Like Hong says, multiclassing is nothing new and has been in the game in some form since 1974. If anything 4e is stricter on the class divide than 1e-2e and much stricter than 3e, a good thing imo. I can see why Mouse says it feels like BD&D.
 

Lizard said:
It's not my opinion, it's what the design intent is based around. I'm not just discussing ritual casting -- I've got no problem with people burning 2-3 feats to do what a wizard can do out of the box -- but the entire 'new paradigm'. The game design is ruthlessly egalitarian, and presumes that uniformity in play style is desired by the player base. I disagree, and the weight of history (that D&D has always supported diverse classes even when other games embraced uniformity) is on my side, Hong's attempts to remember his High School latin notwithstanding.
.

Actually, I don't think this was EVER true even back during OD&D/1E. Look at Gary's own gaming group when they played at mid to high levels. Everyone was a spellcaster and the fighters were all henchmen.

I honestly don't think D&D even in its infancy was designed for fighters to actually be run by people past level 11.
 

Mallus said:
"Ruthlessly"... come on. That's like 'brutally fair' or 'mercilessly generous' . It's a good phrase only if you mean it is as self-parody.

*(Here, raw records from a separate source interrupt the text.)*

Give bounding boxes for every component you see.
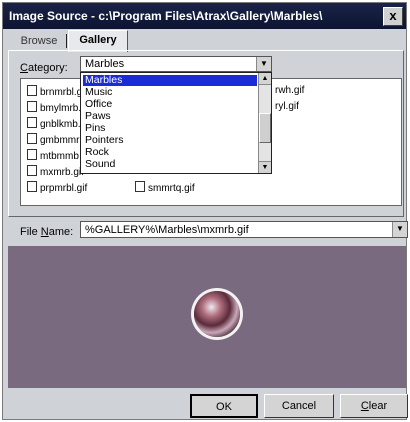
file-icon bbox=[27, 149, 37, 160]
file-icon bbox=[27, 101, 37, 112]
window-title: Image Source - c:\Program Files\Atrax\Ga… bbox=[9, 9, 323, 23]
clear-button[interactable]: Clear bbox=[340, 394, 408, 418]
list-item[interactable]: ryl.gif bbox=[275, 101, 299, 113]
list-item[interactable]: prpmrbl.gif bbox=[27, 181, 87, 194]
category-option-music[interactable]: Music bbox=[83, 87, 257, 98]
close-button[interactable]: x bbox=[383, 7, 403, 26]
category-option-paws[interactable]: Paws bbox=[83, 111, 257, 122]
category-label-rest: ategory: bbox=[27, 62, 68, 74]
list-item[interactable]: brnmrbl.gif bbox=[27, 85, 87, 98]
marble-preview-image bbox=[194, 291, 240, 337]
category-label: Category: bbox=[20, 62, 68, 74]
category-option-pointers[interactable]: Pointers bbox=[83, 135, 257, 146]
list-item[interactable]: mtbmmb bbox=[27, 149, 79, 162]
category-label-accel: C bbox=[20, 62, 28, 74]
file-icon bbox=[27, 85, 37, 96]
category-dropdown[interactable]: Marbles Music Office Paws Pins Pointers … bbox=[80, 72, 272, 174]
list-item[interactable]: mxmrb.gif bbox=[27, 165, 84, 178]
file-icon bbox=[27, 117, 37, 128]
list-item[interactable]: smmrtq.gif bbox=[135, 181, 195, 194]
ok-button[interactable]: OK bbox=[190, 394, 258, 418]
chevron-down-icon[interactable]: ▼ bbox=[256, 57, 271, 71]
cancel-button[interactable]: Cancel bbox=[264, 394, 334, 418]
file-name-value: %GALLERY%\Marbles\mxmrb.gif bbox=[85, 224, 249, 236]
scroll-down-icon[interactable]: ▼ bbox=[259, 161, 271, 173]
dropdown-scrollbar[interactable]: ▲ ▼ bbox=[258, 73, 271, 173]
image-preview bbox=[8, 246, 406, 388]
category-option-rock[interactable]: Rock bbox=[83, 147, 257, 158]
file-icon bbox=[135, 181, 145, 192]
list-item[interactable]: gmbmmr bbox=[27, 133, 79, 146]
category-value: Marbles bbox=[85, 58, 125, 70]
list-item[interactable]: rwh.gif bbox=[275, 85, 304, 97]
file-icon bbox=[27, 133, 37, 144]
category-option-office[interactable]: Office bbox=[83, 99, 257, 110]
file-name-field[interactable]: %GALLERY%\Marbles\mxmrb.gif ▼ bbox=[80, 221, 408, 238]
category-select[interactable]: Marbles ▼ bbox=[80, 56, 272, 72]
title-bar: Image Source - c:\Program Files\Atrax\Ga… bbox=[3, 3, 406, 29]
scroll-thumb[interactable] bbox=[259, 113, 271, 143]
tab-browse[interactable]: Browse bbox=[12, 32, 66, 50]
scroll-up-icon[interactable]: ▲ bbox=[259, 73, 271, 85]
category-option-pins[interactable]: Pins bbox=[83, 123, 257, 134]
tab-separator bbox=[66, 34, 67, 48]
file-icon bbox=[27, 165, 37, 176]
chevron-down-icon[interactable]: ▼ bbox=[392, 222, 407, 237]
tab-gallery[interactable]: Gallery bbox=[68, 30, 128, 52]
file-name-label: File Name: bbox=[20, 226, 74, 238]
category-option-marbles[interactable]: Marbles bbox=[83, 75, 257, 86]
file-icon bbox=[27, 181, 37, 192]
category-option-sound[interactable]: Sound bbox=[83, 159, 257, 170]
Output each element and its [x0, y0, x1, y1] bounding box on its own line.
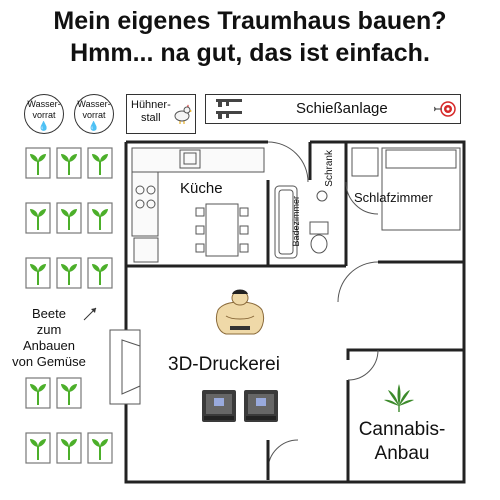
cannabis-leaf-icon: [384, 384, 414, 412]
3d-printer-icon: [244, 390, 278, 422]
room-label-bathroom: Badezimmer: [291, 196, 301, 247]
room-label-printshop: 3D-Druckerei: [168, 354, 280, 375]
room-label-kitchen: Küche: [180, 180, 223, 197]
cannabis-label-line: Cannabis-: [358, 419, 446, 440]
muscle-man-icon: [215, 289, 265, 335]
room-label-cannabis: Cannabis- Anbau: [340, 418, 464, 466]
3d-printer-icon: [202, 390, 236, 422]
room-label-closet: Schrank: [324, 150, 335, 187]
cannabis-label-line: Anbau: [374, 443, 430, 464]
room-label-bedroom: Schlafzimmer: [354, 190, 433, 205]
3d-printer-icons: [202, 390, 278, 422]
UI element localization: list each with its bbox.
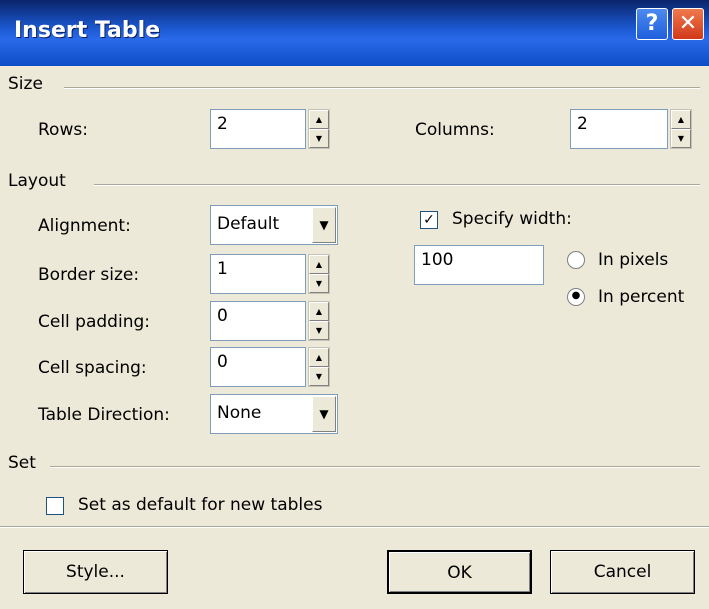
set-heading: Set bbox=[8, 453, 36, 473]
in-pixels-radio[interactable] bbox=[567, 251, 585, 269]
alignment-value: Default bbox=[217, 214, 280, 234]
alignment-select[interactable]: Default ▼ bbox=[210, 205, 338, 245]
spin-down-icon[interactable]: ▼ bbox=[671, 129, 691, 148]
width-input[interactable]: 100 bbox=[414, 245, 544, 285]
in-percent-radio[interactable]: ● bbox=[567, 288, 585, 306]
cell-padding-input[interactable]: 0 bbox=[210, 301, 306, 341]
specify-width-label: Specify width: bbox=[452, 209, 572, 229]
style-button[interactable]: Style... bbox=[23, 550, 168, 594]
rows-spinner[interactable]: ▲ ▼ bbox=[308, 109, 330, 149]
size-divider bbox=[64, 87, 700, 89]
in-percent-label: In percent bbox=[598, 287, 685, 307]
rows-input[interactable]: 2 bbox=[210, 109, 306, 149]
cell-padding-label: Cell padding: bbox=[38, 312, 150, 332]
help-icon: ? bbox=[645, 11, 659, 36]
cancel-button[interactable]: Cancel bbox=[550, 550, 695, 594]
spin-down-icon[interactable]: ▼ bbox=[309, 367, 329, 386]
spin-down-icon[interactable]: ▼ bbox=[309, 129, 329, 148]
spin-up-icon[interactable]: ▲ bbox=[309, 255, 329, 274]
footer-divider bbox=[0, 526, 709, 528]
columns-spinner[interactable]: ▲ ▼ bbox=[670, 109, 692, 149]
alignment-label: Alignment: bbox=[38, 216, 131, 236]
size-heading: Size bbox=[8, 74, 43, 94]
chevron-down-icon[interactable]: ▼ bbox=[312, 396, 336, 432]
rows-label: Rows: bbox=[38, 120, 88, 140]
set-default-checkbox[interactable] bbox=[46, 497, 64, 515]
table-direction-select[interactable]: None ▼ bbox=[210, 394, 338, 434]
border-size-input[interactable]: 1 bbox=[210, 254, 306, 294]
columns-input[interactable]: 2 bbox=[570, 109, 668, 149]
chevron-down-icon[interactable]: ▼ bbox=[312, 207, 336, 243]
layout-divider bbox=[94, 184, 700, 186]
spin-down-icon[interactable]: ▼ bbox=[309, 321, 329, 340]
set-default-label: Set as default for new tables bbox=[78, 495, 323, 515]
close-button[interactable]: ✕ bbox=[672, 8, 704, 40]
border-size-spinner[interactable]: ▲ ▼ bbox=[308, 254, 330, 294]
in-pixels-label: In pixels bbox=[598, 250, 669, 270]
spin-up-icon[interactable]: ▲ bbox=[309, 348, 329, 367]
layout-heading: Layout bbox=[8, 171, 66, 191]
table-direction-label: Table Direction: bbox=[38, 405, 170, 425]
ok-button[interactable]: OK bbox=[387, 550, 532, 594]
spin-up-icon[interactable]: ▲ bbox=[671, 110, 691, 129]
border-size-label: Border size: bbox=[38, 265, 140, 285]
window-title: Insert Table bbox=[14, 18, 161, 43]
cell-spacing-input[interactable]: 0 bbox=[210, 347, 306, 387]
spin-up-icon[interactable]: ▲ bbox=[309, 302, 329, 321]
spin-down-icon[interactable]: ▼ bbox=[309, 274, 329, 293]
table-direction-value: None bbox=[217, 403, 262, 423]
spin-up-icon[interactable]: ▲ bbox=[309, 110, 329, 129]
columns-label: Columns: bbox=[415, 120, 495, 140]
close-icon: ✕ bbox=[678, 11, 698, 36]
specify-width-checkbox[interactable]: ✓ bbox=[420, 211, 438, 229]
cell-padding-spinner[interactable]: ▲ ▼ bbox=[308, 301, 330, 341]
help-button[interactable]: ? bbox=[636, 8, 668, 40]
cell-spacing-label: Cell spacing: bbox=[38, 358, 147, 378]
title-bar[interactable]: Insert Table ? ✕ bbox=[0, 0, 709, 66]
cell-spacing-spinner[interactable]: ▲ ▼ bbox=[308, 347, 330, 387]
set-divider bbox=[50, 466, 700, 468]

Well, _The Fountainhead_ is kinda parodic.
 


AllisterH said:
I honestly don't think D&D even in its infancy was designed for fighters to actually be run by people past level 11.
1974 OD&D didn't have spells beyond 6th level, which are available at level 11. You're right that the wizard/fighter balance kind of sort of works if you stop at name level. It breaks if you go beyond that because now the wizard is having fun for too long. Prior to 4e of course D&D worked on the principle of 'limited fun' AKA everyone is bored for most of the time, which ties into Lizard's comment about narcissists with ADD. In Lizard speak I think this means people who don't like being bored.

The OD&D splats broke D&D by introducing spells above 6th level, encouraging play to go on into the teens. 1e cemented this and the game's been broken ever since. 3e obviously wasn't playtested much at high level. It has a great tactical combat system, most of which was retained by 4e, but a sucky magic system which they pretty much just copy and pasted from 1e.
 

Cheesepie said:
What's wrong with this? Not only does this fighter miss out on feats that help him in combat, but I personally think you could make a pretty cool character concept out of a fighter who dabbles in magic. ;)
Vlad Taltos......

Grey Mouser.......

Yes, all HORRIBLE concepts. ;)
 

Lizard said:
I didn't hear that, and I agree -- it is disappointing, and kills a lot of otherwise interesting concepts. Houserule, anyone can take it if they're trained in Arcana or Religion.
Wait, does it count as houseruling if you are ruling back to RAW?